Using Deep Experience and Expertise to Help Advisers, Investors and Companies Better Understand And Navigate UK Merger Control
I have been closely involved in hundreds of UK merger investigations over the past twenty years, both as an independent consultant and as Head of Merger Economics with one of the CMA’s predecessor bodies.
I regularly work alongside other professional advisers, either as part of a core team or by providing expert input and challenge at key points.
My consulting work mainly falls under six, related headings:
Understanding and Navigating CMA Merger Investigations
I work with investors, investment management firms and with companies to help them understand how the CMA process works and how to interpret what is going on so that they can make better decisions and avoid common misunderstandings.
Some of my key clients under this heading are non-UK organisations who value access to in-depth knowledge of the UK merger control system.
Assessing UK Merger Control Risks and Investigation Prospects
Companies, advisers and investors examine merger control risks (and opportunities) at various stages in the M&A process – from screening potential merger targets, to judging whether to notify their merger to the CMA.
I regularly advise investors and investment managers on the prospects for mergers that are involved in a in-depth Phase 2 investigation. (Further details here)
My detailed database of the 400+ CMA merger investigations enables me to use data analytics to inform the assessments.
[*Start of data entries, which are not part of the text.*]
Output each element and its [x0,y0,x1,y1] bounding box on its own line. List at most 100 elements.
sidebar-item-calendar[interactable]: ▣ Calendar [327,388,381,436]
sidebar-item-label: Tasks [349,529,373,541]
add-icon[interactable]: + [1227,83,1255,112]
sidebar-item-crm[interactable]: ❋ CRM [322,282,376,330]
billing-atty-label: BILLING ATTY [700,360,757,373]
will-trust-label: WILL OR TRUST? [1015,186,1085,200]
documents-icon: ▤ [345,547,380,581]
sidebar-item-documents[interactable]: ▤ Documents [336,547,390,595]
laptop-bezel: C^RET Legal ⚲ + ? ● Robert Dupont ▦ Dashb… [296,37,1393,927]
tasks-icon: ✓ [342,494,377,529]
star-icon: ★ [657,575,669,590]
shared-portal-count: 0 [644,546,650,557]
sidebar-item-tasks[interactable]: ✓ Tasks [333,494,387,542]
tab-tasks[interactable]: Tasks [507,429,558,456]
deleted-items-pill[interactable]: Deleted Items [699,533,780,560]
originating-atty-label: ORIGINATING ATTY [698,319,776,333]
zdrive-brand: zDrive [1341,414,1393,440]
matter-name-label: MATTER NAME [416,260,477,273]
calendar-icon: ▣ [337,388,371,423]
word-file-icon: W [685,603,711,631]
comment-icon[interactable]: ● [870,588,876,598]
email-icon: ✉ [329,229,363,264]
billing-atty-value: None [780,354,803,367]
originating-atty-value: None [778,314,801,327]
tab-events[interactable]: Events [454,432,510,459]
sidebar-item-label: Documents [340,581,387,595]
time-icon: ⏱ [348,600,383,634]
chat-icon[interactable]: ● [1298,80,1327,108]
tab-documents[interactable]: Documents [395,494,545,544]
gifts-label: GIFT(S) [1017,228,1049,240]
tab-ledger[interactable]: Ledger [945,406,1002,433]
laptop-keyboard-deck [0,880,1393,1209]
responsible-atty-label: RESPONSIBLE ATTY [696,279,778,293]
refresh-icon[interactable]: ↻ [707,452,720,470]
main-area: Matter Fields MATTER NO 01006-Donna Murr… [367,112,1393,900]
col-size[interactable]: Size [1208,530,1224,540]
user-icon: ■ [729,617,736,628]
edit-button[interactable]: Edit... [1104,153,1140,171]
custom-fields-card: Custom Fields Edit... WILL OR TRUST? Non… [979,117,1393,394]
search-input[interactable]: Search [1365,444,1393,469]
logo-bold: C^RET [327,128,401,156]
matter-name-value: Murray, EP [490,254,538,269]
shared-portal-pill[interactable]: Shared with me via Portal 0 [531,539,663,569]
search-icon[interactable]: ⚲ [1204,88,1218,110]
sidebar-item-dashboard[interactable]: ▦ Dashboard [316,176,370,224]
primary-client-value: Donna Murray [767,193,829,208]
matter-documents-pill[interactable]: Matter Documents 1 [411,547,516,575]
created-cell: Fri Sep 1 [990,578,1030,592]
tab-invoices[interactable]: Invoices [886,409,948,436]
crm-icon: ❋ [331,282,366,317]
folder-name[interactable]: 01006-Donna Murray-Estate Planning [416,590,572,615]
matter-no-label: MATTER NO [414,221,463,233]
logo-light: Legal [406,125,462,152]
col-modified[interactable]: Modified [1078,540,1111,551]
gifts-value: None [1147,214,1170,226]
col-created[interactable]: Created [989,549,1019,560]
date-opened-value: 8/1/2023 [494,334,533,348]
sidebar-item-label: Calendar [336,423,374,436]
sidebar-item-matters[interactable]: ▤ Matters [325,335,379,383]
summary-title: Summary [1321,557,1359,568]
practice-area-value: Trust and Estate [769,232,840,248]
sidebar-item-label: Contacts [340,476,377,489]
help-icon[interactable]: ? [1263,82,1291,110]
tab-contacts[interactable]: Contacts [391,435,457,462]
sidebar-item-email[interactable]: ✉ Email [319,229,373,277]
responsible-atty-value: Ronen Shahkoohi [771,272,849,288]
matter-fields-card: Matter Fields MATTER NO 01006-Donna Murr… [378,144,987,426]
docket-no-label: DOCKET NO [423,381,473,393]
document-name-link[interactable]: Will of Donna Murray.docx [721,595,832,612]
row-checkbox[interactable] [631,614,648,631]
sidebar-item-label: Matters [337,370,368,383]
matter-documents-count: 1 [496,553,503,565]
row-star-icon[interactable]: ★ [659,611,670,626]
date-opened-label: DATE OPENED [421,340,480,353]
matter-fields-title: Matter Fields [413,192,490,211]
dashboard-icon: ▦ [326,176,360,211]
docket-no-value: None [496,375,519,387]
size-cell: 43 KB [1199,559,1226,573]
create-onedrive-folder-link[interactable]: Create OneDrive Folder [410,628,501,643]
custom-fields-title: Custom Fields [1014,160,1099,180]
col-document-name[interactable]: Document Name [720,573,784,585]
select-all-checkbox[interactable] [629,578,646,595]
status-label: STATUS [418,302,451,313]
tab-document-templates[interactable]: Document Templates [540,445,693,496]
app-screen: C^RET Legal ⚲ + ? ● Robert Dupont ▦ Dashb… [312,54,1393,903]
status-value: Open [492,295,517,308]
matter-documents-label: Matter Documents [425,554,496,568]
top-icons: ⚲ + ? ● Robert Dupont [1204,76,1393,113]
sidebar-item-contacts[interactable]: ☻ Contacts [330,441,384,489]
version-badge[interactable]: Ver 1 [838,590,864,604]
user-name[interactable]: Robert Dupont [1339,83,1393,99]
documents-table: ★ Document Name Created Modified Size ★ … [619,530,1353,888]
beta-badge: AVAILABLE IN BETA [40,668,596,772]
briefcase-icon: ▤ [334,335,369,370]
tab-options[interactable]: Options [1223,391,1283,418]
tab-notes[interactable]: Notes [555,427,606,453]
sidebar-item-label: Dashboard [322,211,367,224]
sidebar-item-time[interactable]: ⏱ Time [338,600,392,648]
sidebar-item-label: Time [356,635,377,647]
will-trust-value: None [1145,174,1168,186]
This provides a wider view than is often achieved, and a valuable cross-check on the analysis typically undertaken.
Providing Constructive Challenge To The Case
Companies and advisers can become very attached to their merger plans and to the case that they wish to advance to the CMA. When this happens it can get in the way of good decision-making and of identifying and developing the best possible case.
Some clients therefore ask me to act as a constructive challenger to the case, variously described as a ‘devil’s advocate’, a ‘second chair’, or a ‘fresh pair of eyes’. This often involves anticipating the points that the CMA may raise in response, drawing on my previous experience in challenging mergers for the UK competition authorities. The role is all about providing ideas and solutions that help strengthen the case being made.
Building And Making The Best Case
There is no such thing as a perfect case to put forward. But there is always scope for making a better case and for presenting it better.
Often working with other leading advisers, I use my knowledge of previous cases to help marshall the best arguments and evidence and to place them in context. A key part of this is how to focus on evidence-gathering and analysis that really matters, using lessons from, and research on, past cases.
For competitors or customers there are additional questions as to whether, when and how to intervene in supporting or opposing a merger. Data from past cases can help to inform the best approach and counter popular misunderstandings
Preparing For Key Hearings
Good preparation for investigation hearings is very important to many merger cases and very easy to get wrong, either by doing too much, too soon – or by doing too little, too late.There is no ‘one size fits all’ approach but many lessons from best practice.
- brief companies on the hearing process,
- advise on the best approach to adopt in preparation,
- advise on the questions that the CMA will ask and
- help rehearse executives for the hearing, often as a member of a ‘mock’ CMA panel
Briefing The CMA On Why No Investigation Is Needed
As well as extensive experience in formal investigations I have also regularly assisted companies put together a short briefing paper for the CMA setting out why their merger does not justify investigation, as is provided for under the CMA’s procedures.